The way the public sector procures what it wants has been changing in recent times, and this looks set to continue. And this will affect organisations across the board, from charities to local authority commissioners.
Rather than pay a fee for the delivery of a service - an input - contracts are aimed much more at purchasing some sort of output.
This has been termed payment-by-results (PbR).
When it comes to interventions that are about social outcomes, the natural move has been to have payment linked to the achievement of those outcomes.
Rather than pay people who work with the unemployed, pay them only if they get them into work.
But, for all their appeal in principle, such contracts also have the potential to raise problems.
Many of these have surfaced in the Work Programme which uses PbR extensively.
As a consequence of the incentives PbR creates, we have seen attention given to the easiest way to help people back into work - so-called 'creaming'- and a relative ignoring of the less easy way to help - known as 'parking'.
We have seen contracts that have not priced things sensibly to encourage the right amount of risk transfer - with a number of providers finding the going tough and others having an easy ride.
And, we have seen charity sector providers finding it difficult to cope with the scale, risk and payment in arrears that PbR contracts imply.
Spending watchdog, the National Audit Office (NAO), has produced a new report into such contracts.
Although it is written in the civil service speak typical of such reports, it is not overly impressed by the rush to PbR contracts, at least until we have more evidence that they actually work better than other methods of procurement.
Alongside a general warning that 'PbR is not suited to all public services', the NAO put in the strong statement that: 'If PbR is applied inappropriately, there is a risk that either service quality or value for money may be undermined'.

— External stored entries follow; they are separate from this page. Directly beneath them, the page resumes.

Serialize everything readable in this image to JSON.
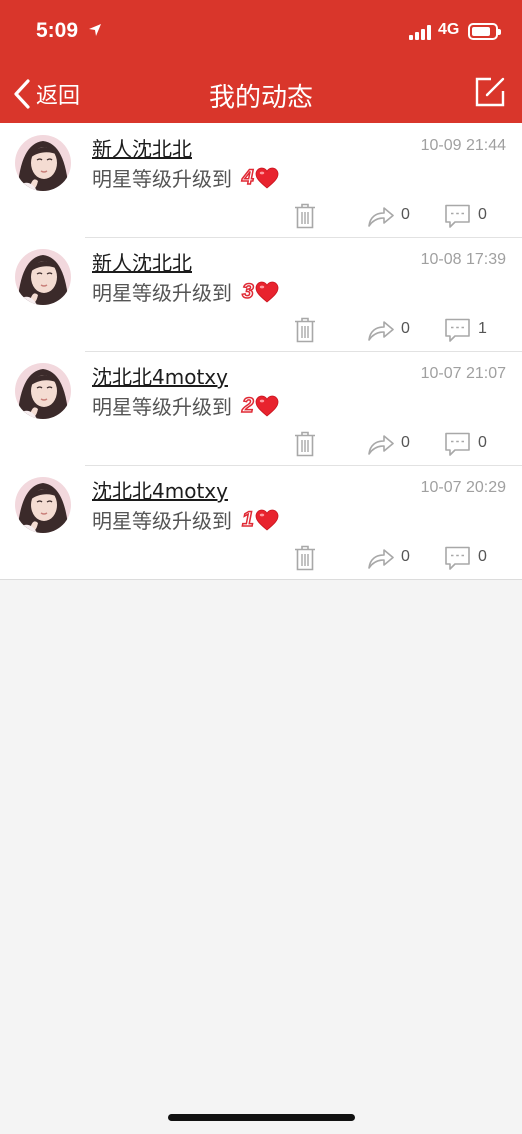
{
  "status_bar": {
    "time": "5:09",
    "network": "4G"
  },
  "navbar": {
    "back_label": "返回",
    "title": "我的动态"
  },
  "feed": [
    {
      "name": "新人沈北北",
      "timestamp": "10-09 21:44",
      "message": "明星等级升级到",
      "level": "4",
      "share_count": "0",
      "comment_count": "0"
    },
    {
      "name": "新人沈北北",
      "timestamp": "10-08 17:39",
      "message": "明星等级升级到",
      "level": "3",
      "share_count": "0",
      "comment_count": "1"
    },
    {
      "name": "沈北北4motxy",
      "timestamp": "10-07 21:07",
      "message": "明星等级升级到",
      "level": "2",
      "share_count": "0",
      "comment_count": "0"
    },
    {
      "name": "沈北北4motxy",
      "timestamp": "10-07 20:29",
      "message": "明星等级升级到",
      "level": "1",
      "share_count": "0",
      "comment_count": "0"
    }
  ],
  "colors": {
    "brand": "#d9362b",
    "heart": "#e8232e"
  },
  "icons": [
    "back-chevron-icon",
    "edit-icon",
    "trash-icon",
    "share-icon",
    "comment-icon",
    "heart-icon"
  ]
}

In other words, rather than solving the problems of inefficient public services, PbR may be contributing to them.
The NAO's main criticisms are that PbR contracts are complex, take time to negotiate, and may not deliver in the end.
Picking up the argument made by its supporters that PbR contracts 'must' be more efficient, the NAO says: 'While supporters argue that PbR offers value for money, PbR contracts are hard to get right, which makes them risky and costly for commissioners'.
They are hard to get right because: 'It is difficult to design an effective payment mechanism and forecast the level of performance that would occur without intervention'.
The attraction of PbR - that you just set the outcomes wanted and the payment per outcome you are willing to pay and everything else will take care of itself - is an illusion.
As the NAO puts it: 'Commissioners must understand providers' costs in order to create a payment mechanism that offers an incentive to achieve the desired outcomes' rather than other, unwanted or perverse outcomes, or not enough of the outcome.
In a sense, the NAO is arguing that PbR is just another form of buying a service and that the case for using it must be made every time.
However, it notes: 'Not all business cases explain why PbR was chosen: the work programme business case did not make clear why the Department for Work and Pensions (DWP) chose PbR over alternative approaches'.
Local authorities should take note.
Charities and other third sector and smaller providers have had problems in accessing such contracts, limiting the effective market for procurers and shutting out potentially high class organisations from having any chance of winning contracts.
At best, they often end up as sub- contractors to the bigger, often for-profit, prime contractors.
The NAO notes that commissioners need to think about how this works: 'It is not enough for commissioners to understand just those providers with whom they have a direct relationship; they also need to understand how those providers are likely to work with sub-contractors further down the delivery chain'.
Overall the NAO sensibly brings us down from some of the hyperbolic material written about PbR contracts and lets us think about how to use this interesting and sometimes exciting tool to create more good more efficiently in these times of stretched budgets.
We now need to reflect and learn, for as the NAO says, the danger is that: 'Without...evidence, commissioners may be using PbR in circumstances to which it is ill-suited, with a consequent negative impact on value for money'.
And, that is an outcome we surely want to avoid.